If CBS is going to test the waters with a two-hour comedy block on Thursdays as well as Mondays next year, I don’t see how they can do this without bringing back Rules Of Engagement (even as a potential stand-in for a failed new show) – but with these ratings, and with half the cast attached to other pilots, I don’t see how that’s feasible. CBS should stick to what they’ve got, even if it means only picking up a couple of shows (or cancelling Mike & Molly too… it’s not like Melissa McCarthy hasn’t got a movie career to rely on)
The Following keeps dipping because it too often wallows in its own bloody violence. I feel like people must be turning off to the extraneous (and unnecessary) shots of people being stabbed and shot and then bleeding to death, not to mention the torturous death scenes. The plot is intriguing and quite creepy and Kevin Bacon is great but the violence quotient overwhelms the story. My husband won’t even watch it anymore and he is a fan of thrillers. Fox needs to remember that their network is not Showtime or HBO, where people pay to watch such gore. This is free network television that is available to everyone. The violence on this show sets a bad precedent. I hope next season, it is toned down considerably or I will be one of its former fans.
It’s my fault… the first time this season I watch an episode of Biggest Loser. And it tanks.
Rules of Engagement, 2.0 18-49 and 7 million total viewers and
Mike & Molly 1.6/ 6 million viewers. If either were to leave CBS, NBC should pick them up. Mike & Molly not likely, but Rules should definitely be a consideration for NBC.

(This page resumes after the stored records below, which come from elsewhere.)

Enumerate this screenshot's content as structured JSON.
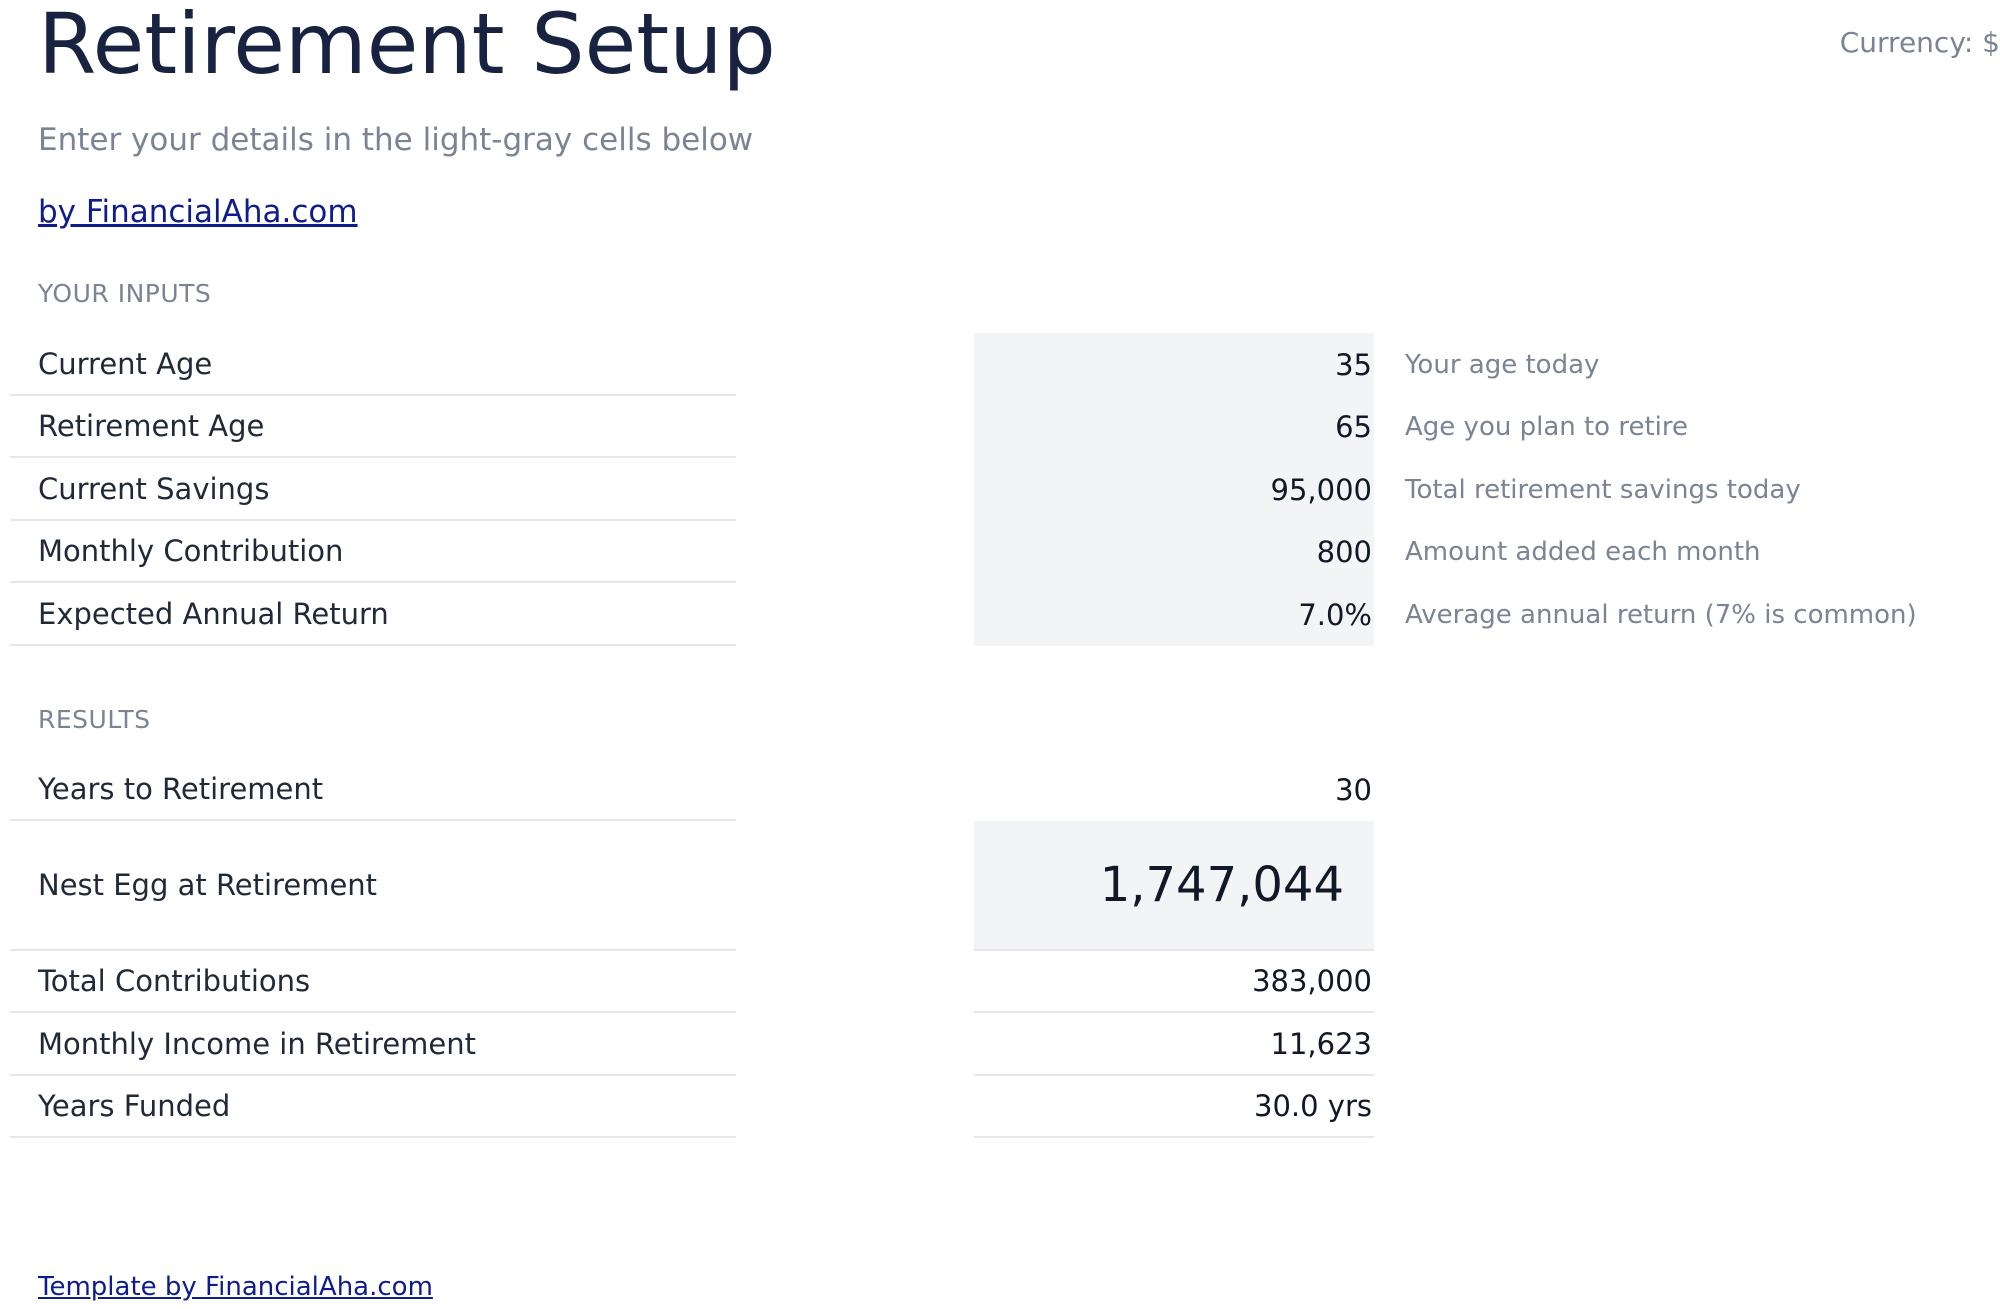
{
  "header": {
    "title": "Retirement Setup",
    "currency": "Currency: $",
    "subtitle": "Enter your details in the light-gray cells below",
    "byline": "by FinancialAha.com"
  },
  "inputs": {
    "section_title": "YOUR INPUTS",
    "rows": [
      {
        "label": "Current Age",
        "value": "35",
        "hint": "Your age today"
      },
      {
        "label": "Retirement Age",
        "value": "65",
        "hint": "Age you plan to retire"
      },
      {
        "label": "Current Savings",
        "value": "95,000",
        "hint": "Total retirement savings today"
      },
      {
        "label": "Monthly Contribution",
        "value": "800",
        "hint": "Amount added each month"
      },
      {
        "label": "Expected Annual Return",
        "value": "7.0%",
        "hint": "Average annual return (7% is common)"
      }
    ]
  },
  "results": {
    "section_title": "RESULTS",
    "rows": [
      {
        "label": "Years to Retirement",
        "value": "30"
      },
      {
        "label": "Nest Egg at Retirement",
        "value": "1,747,044"
      },
      {
        "label": "Total Contributions",
        "value": "383,000"
      },
      {
        "label": "Monthly Income in Retirement",
        "value": "11,623"
      },
      {
        "label": "Years Funded",
        "value": "30.0 yrs"
      }
    ]
  },
  "footer": {
    "link": "Template by FinancialAha.com"
  },
  "colors": {
    "title": "#172340",
    "muted": "#7b8494",
    "link": "#0f1d8c",
    "input_cell_bg": "#f3f4f6",
    "divider": "#e5e7eb"
  }
}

Despite dropping those are solid numbers for The Following and Rules of Engagement given that their lead-ins were repeats. The Bachelor dominated as expected given the huge popularity of this season’s “chosen one.” It is intriguing that this is the only reality show on the big 4 networks that is actually up over last year, steadily growing over the course of the season. If he has “the following” that previous Bachelor contestants have had, he will bring an additional huge number of viewers to the already huge DWTS audience and the best part of that for ABC is that they will likely be in the 18-49 demo area. Wow, I wonder if DWTS will top or come close to 20 million for its opener. Dominic, you know better than any of us, but I’m thinking DWTS, spring of 2012, opened with 17+ million viewers??? Regardless, it will be interesting to see if he is as good of a dancer as the Texas pilot Bachelor from a few years ago.